A Serbian playboy, a melodramatic Pole, a bisexual Peruvian heiress to a guano fortune that was never enough to keep up with her gambling habit, a failed Spanish chicken farmer and a Frenchwoman of Russian heritage who would place her little white dog (inexplicably named Babs, even though he was male) above any other loyalty. What is this, an espionage team or a cast list for a Monty Python sketch? Ben Macintyre does it again; unearths the story of a highly improbable, but true, high-stakes World War II espionage caper, carried out by a team of supremely eccentric characters.
These five agents were the key players in Britain's Operation Double Cross. By March 1943, Britain had captured 126 spies and turned several into double agents. Some other German agents volunteered themselves to work for Britain. At first, the British used the double agents to give the Germans "chicken feed," true intelligence data the British could afford to give up, but once British intelligence became convinced that they controlled every German spy in the country, they decided the network could be used to mislead the Germans on a large scale and affect the outcome of the war.

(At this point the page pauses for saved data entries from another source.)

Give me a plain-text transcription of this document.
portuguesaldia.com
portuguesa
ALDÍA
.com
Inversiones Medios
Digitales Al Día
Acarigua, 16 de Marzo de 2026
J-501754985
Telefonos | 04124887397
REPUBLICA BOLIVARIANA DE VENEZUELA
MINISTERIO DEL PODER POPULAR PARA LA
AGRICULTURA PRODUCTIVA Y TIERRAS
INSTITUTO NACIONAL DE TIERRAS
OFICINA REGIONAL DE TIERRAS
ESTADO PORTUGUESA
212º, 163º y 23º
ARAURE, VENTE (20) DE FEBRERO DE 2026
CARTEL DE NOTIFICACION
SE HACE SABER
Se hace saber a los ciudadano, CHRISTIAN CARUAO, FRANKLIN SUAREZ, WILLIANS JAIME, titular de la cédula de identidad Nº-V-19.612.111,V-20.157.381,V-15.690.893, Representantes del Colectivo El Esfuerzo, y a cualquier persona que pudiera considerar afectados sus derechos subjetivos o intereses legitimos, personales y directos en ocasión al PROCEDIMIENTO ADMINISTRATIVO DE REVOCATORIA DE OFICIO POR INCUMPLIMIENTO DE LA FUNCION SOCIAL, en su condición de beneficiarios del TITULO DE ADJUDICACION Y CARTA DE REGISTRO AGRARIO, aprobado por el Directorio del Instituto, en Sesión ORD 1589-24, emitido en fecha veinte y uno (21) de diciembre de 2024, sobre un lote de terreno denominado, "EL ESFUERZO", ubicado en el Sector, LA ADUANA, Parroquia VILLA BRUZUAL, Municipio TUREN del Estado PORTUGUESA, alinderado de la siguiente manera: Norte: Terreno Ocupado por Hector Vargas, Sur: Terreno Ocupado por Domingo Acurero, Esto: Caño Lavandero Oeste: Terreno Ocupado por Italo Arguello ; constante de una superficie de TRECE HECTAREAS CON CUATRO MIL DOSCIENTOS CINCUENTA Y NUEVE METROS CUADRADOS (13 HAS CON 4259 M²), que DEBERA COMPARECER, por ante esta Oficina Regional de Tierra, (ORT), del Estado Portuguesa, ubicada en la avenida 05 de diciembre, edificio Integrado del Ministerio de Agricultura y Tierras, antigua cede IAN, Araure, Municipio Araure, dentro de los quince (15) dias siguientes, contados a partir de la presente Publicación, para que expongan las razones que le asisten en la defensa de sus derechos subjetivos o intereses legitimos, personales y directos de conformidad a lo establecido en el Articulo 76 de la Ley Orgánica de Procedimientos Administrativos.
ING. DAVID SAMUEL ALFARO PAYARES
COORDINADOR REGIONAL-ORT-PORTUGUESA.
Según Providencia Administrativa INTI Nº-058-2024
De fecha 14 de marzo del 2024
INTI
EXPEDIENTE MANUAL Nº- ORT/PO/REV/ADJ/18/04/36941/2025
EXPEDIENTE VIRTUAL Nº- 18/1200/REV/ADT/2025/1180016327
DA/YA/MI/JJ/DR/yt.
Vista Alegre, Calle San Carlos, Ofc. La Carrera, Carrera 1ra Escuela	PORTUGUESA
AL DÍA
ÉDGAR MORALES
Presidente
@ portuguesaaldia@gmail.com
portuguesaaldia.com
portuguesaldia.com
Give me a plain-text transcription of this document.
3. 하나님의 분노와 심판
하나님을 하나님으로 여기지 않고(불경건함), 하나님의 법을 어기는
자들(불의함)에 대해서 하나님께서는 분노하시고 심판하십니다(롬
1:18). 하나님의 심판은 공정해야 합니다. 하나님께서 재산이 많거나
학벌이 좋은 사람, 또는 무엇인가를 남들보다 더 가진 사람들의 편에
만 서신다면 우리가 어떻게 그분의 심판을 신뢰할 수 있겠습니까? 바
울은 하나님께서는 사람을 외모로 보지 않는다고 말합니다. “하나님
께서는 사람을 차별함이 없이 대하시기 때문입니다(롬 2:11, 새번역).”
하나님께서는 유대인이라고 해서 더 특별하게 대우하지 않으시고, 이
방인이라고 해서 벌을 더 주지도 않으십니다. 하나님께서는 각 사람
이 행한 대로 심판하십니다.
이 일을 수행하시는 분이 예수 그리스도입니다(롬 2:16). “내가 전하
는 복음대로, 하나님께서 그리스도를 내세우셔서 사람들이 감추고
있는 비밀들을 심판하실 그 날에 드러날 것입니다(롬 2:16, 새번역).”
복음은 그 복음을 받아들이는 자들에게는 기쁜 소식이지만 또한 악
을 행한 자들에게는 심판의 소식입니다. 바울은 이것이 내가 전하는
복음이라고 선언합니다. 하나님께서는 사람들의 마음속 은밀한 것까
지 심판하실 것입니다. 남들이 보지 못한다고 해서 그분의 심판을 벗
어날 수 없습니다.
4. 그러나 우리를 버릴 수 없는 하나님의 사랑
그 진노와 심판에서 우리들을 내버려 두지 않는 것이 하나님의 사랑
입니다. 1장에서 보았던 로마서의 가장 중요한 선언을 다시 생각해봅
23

The Germans wholeheartedly believed in "their" agents, showering them with fulsome praise, money, and even an Iron Cross in one case. It seems that though the Germans had a good deal of success capturing spies and resistance operatives in occupied territories, they were terrible at spotting double agents. I had to wonder if it had something to do with key differences in their culture and national psyche versus those of the British.
British intelligence reveled in the gamesmanship and double-dealing required for Double Cross. The war was, of course, deadly serious, but the British intelligence services almost gleefully embraced the most elaborate and absurd trickery in pursuit of their strategic goals. They hatched wild ploys, like breaking up Germany's homing pigeon communication network by infiltrating it with British pigeons, and spending weeks training an actor to impersonate the colorful Field Marshall Montgomery and appear in Gibraltar as the D-Day invasion approached, so that the Germans would be lulled into complacency.
For additional reading, consider J. C. Masterman's The Double-Cross System. Masterman was the head of the Twenty Committee, which devised and ran Operation Double Cross. ("Twenty" was chosen as the name for the committee because the roman numerals for the number 20 are XX, or a double cross.) Masterman was an author, an Oxford don and avid cricketer. He wrote two mysteries: An Oxford Tragedy and The Case of the Four Friends.
Note: I was given a free review copy of Double Cross, which will be published by Bloomsbury on July 31, 2012. A version of this review appears on the Amazon product page, under my Amazon user name.